Quickstart

This quickstart shows you how to use AutoML Natural Language to create a custom machine learning model. You can create a model to classify documents, identify entities in documents, or analyze the prevailing emotional attitude in a document.

Set up your project

Before you can use AutoML Natural Language, you must create a Google Cloud project and enable AutoML Natural Language for that project.

  1. Sign in to your Google Account.

    If you don't already have one, sign up for a new account.

  2. In the Cloud Console, on the project selector page, select or create a Cloud project.

    Go to the project selector page

  3. Make sure that billing is enabled for your Google Cloud project. Learn how to confirm billing is enabled for your project.

  4. Enable the Cloud AutoML and Storage APIs.

    Enable the APIs

Model objectives

AutoML Natural Language can train custom models for four distinct tasks,known as model objectives:

  • Single label classification classifies documents by assigning a label to them
  • Multi-label classification allows a document to be assigned multiple labels
  • Entity extraction identifies entities in documents
  • Sentiment analysis analyzes attitudes within documents

For this quickstart, you can choose which type of model to create by selecting one of three sample datasets hosted in a public Google Cloud Storage bucket:

  • To create a single-label classification model, use the "happy moments" dataset derived from the Kaggle open-source dataset HappyDB. The resulting model classifies happy moments into categories reflecting the causes of happiness.
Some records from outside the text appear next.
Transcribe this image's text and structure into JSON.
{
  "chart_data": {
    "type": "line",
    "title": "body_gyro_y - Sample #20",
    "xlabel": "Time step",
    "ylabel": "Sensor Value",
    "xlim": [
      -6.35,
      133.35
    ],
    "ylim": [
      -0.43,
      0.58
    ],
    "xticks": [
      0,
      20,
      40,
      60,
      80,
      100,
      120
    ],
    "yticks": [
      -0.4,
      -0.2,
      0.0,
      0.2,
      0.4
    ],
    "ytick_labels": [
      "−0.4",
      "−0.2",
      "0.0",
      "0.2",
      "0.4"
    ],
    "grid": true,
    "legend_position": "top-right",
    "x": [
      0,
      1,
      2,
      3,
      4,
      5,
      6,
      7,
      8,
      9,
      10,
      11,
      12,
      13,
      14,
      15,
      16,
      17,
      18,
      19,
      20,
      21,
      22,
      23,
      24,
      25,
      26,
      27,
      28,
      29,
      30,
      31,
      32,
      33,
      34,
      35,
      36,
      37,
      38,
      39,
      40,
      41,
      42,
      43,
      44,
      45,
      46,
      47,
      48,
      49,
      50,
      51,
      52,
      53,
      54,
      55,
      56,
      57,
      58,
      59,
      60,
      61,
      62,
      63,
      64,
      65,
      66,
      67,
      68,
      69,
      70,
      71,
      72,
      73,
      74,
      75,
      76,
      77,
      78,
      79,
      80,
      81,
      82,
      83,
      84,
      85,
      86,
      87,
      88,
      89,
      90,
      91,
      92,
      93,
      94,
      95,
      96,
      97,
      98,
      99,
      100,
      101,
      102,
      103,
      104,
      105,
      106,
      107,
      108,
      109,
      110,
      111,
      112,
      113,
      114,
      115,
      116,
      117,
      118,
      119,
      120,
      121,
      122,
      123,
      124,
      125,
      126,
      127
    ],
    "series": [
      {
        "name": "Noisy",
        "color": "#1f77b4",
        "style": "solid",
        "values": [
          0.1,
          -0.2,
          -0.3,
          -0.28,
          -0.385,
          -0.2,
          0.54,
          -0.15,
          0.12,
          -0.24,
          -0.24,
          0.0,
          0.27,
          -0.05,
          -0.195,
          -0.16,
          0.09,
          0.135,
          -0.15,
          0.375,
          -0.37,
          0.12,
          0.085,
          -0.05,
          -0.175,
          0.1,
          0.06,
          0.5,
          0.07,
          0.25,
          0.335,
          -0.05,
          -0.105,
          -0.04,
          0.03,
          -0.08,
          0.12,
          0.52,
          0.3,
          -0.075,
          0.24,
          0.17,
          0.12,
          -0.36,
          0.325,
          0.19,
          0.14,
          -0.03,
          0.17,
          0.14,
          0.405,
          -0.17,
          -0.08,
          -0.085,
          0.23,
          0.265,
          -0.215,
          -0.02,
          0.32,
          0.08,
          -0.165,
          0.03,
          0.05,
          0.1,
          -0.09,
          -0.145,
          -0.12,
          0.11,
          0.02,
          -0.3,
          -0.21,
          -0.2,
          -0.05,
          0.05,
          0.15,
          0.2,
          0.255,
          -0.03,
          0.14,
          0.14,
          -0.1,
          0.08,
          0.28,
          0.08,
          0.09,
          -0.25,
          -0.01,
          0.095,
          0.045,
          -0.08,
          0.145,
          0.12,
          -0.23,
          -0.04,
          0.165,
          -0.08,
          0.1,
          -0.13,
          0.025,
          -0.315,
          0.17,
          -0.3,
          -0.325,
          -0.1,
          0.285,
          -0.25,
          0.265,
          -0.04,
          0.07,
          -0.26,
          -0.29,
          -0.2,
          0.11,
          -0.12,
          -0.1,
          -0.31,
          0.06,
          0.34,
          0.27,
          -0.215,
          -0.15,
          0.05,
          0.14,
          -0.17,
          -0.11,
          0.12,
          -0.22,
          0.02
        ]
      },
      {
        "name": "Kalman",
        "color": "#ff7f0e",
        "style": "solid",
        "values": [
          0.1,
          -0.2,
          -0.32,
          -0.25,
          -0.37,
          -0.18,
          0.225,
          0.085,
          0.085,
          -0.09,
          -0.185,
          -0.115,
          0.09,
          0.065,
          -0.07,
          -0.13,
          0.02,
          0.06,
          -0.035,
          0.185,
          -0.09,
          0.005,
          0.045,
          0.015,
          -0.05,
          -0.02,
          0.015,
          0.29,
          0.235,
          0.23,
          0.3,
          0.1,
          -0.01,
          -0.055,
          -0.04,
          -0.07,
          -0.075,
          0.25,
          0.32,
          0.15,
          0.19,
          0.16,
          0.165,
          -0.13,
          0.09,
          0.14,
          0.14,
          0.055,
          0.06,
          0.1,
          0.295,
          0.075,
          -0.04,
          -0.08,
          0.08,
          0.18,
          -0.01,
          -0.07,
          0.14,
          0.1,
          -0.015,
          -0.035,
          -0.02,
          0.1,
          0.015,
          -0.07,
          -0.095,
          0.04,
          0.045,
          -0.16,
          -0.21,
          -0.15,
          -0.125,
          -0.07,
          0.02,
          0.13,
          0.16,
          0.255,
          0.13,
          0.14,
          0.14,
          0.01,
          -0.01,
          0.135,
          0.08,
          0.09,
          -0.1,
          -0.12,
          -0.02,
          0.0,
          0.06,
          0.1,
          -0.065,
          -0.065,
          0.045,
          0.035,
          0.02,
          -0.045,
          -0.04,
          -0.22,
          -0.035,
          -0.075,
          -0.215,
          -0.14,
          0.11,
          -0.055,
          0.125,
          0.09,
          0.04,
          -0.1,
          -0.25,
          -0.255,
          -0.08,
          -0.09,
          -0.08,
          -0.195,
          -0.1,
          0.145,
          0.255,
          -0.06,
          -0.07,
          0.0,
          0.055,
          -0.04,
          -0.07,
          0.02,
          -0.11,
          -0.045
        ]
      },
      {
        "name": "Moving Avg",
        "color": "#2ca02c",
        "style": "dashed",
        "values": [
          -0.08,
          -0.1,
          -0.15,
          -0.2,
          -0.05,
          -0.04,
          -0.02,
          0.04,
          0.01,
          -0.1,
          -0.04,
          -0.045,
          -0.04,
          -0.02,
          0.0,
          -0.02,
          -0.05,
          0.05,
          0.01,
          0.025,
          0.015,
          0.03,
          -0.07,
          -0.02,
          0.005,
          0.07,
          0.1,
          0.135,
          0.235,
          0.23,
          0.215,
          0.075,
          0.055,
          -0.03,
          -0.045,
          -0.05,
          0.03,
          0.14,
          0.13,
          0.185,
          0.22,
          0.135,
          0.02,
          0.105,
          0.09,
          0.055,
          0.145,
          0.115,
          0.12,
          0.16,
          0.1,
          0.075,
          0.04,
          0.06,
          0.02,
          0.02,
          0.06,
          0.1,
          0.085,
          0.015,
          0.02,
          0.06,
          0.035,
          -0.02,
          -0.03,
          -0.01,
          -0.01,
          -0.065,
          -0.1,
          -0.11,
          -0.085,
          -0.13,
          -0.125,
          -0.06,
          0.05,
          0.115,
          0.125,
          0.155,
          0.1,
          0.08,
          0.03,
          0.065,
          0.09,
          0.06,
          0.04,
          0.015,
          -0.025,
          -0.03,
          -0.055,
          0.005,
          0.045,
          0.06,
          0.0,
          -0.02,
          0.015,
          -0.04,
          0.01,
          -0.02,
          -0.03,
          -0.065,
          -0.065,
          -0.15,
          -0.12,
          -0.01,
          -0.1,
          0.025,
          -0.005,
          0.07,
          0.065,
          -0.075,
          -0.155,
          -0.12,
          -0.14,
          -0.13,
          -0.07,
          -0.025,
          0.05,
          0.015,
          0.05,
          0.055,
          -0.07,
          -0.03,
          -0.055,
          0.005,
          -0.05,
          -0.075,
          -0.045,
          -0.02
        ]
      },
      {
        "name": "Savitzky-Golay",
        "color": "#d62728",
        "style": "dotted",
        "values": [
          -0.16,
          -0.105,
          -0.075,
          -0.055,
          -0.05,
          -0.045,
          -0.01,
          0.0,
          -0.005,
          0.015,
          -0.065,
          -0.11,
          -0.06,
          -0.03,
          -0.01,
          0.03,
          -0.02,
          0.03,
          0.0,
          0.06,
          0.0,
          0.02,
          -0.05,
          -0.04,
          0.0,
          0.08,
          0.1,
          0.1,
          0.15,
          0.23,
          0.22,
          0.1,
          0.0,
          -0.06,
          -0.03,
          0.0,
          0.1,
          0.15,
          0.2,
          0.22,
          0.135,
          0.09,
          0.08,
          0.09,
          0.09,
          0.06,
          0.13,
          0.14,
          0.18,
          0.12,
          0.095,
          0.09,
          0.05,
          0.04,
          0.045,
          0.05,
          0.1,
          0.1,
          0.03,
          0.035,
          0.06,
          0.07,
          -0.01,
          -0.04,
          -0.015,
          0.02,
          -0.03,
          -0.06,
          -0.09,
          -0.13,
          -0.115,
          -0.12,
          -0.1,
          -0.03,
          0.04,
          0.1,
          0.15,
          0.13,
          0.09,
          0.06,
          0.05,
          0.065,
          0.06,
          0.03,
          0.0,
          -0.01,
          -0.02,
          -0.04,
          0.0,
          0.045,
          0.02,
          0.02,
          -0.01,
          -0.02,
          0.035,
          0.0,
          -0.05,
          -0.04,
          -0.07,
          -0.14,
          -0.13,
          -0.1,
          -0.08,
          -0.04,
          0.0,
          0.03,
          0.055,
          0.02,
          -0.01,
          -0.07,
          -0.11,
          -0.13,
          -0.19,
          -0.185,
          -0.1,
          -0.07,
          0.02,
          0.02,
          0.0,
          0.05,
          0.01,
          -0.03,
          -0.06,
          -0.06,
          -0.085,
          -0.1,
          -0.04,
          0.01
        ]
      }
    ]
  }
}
    The data is made available through a Creative Commons CCO: Public Domain license.

  • To create an entity extraction model, use a corpus of biomedical research abstracts that mention hundreds of diseases and concepts. The resulting model identifies these medical entities in other documents.

    This dataset is in the public domain as a "United States Government Work" under the terms of the United States Copyright Act.

  • To create a sentiment analysis model, use the open dataset from FigureEight that analyzes Twitter mentions of the allergy medicine Claritin.

Create a dataset

  1. Open the AutoML Natural Language UI and select Get started in the box corresponding to the type of model you plan to train.

  2. Click the New Dataset button in the title bar.

  3. Enter a name for the dataset and select the model objective that matches the sample dataset you chose.

    Leave the Location set to Global.

  4. In the Import text items section, choose Select a CSV file on Cloud Storage, and enter the path to the dataset you want to use into the text box.

    • For the "happy moments" dataset: cloud-ml-data/NL-classification/happiness.csv
    • For the biomedical research dataset: cloud-ml-data/NL-entity/dataset.csv
    • For the Claritin sentiment dataset: `cloud-ml-data/NL-sentiment/crowdflower-twitter-claritin-80-10-10.csv

    (The gs:// prefix is added automatically.) Alternatively, you can click Browse and navigate to the CSV file.

  5. Click Create dataset.

    You're returned to the Datasets page; your dataset will show an in progress animation while your documents are being imported. This process should take approximately 10 minutes per 1000 documents, but may take more or less time.

    After the dataset is successfully created, you will receive a message at the email address associated with your project.

Train your model

After your training data has been successfully imported, select the dataset from the dataset listing page to see the details about the dataset. The name of the selected dataset appears in the title bar, and the page lists the individual documents in the dataset along with their labels. The navigation bar along the left summarizes the number of labeled and unlabeled documents and enables you to filter the document list by label.

Text items page

When you are done reviewing the dataset, click the Train tab just below the title bar. Click the Start Training button to begin training the model.

Training a model can take several hours to complete. After the model is successfully trained, you will receive a message at the email address associated with your project.

After training, the bottom of the Train page shows high-level metrics for the model, such as precision and recall. To see more details, click the Evaluate tab.

Use the custom model

After your model has been successfully trained, you can use it to analyze other documents. Click the Test & Use tab just below the title bar. Enter text in the Input text box or the URL of a PDF file in a Google Cloud Storage bucket, then click Predict. AutoML Natural Language analyzes the text using your model and displays the annotations.

Clean up

To avoid unnecessary Google Cloud Platform charges, use the Cloud Console to delete your project if you do not need it.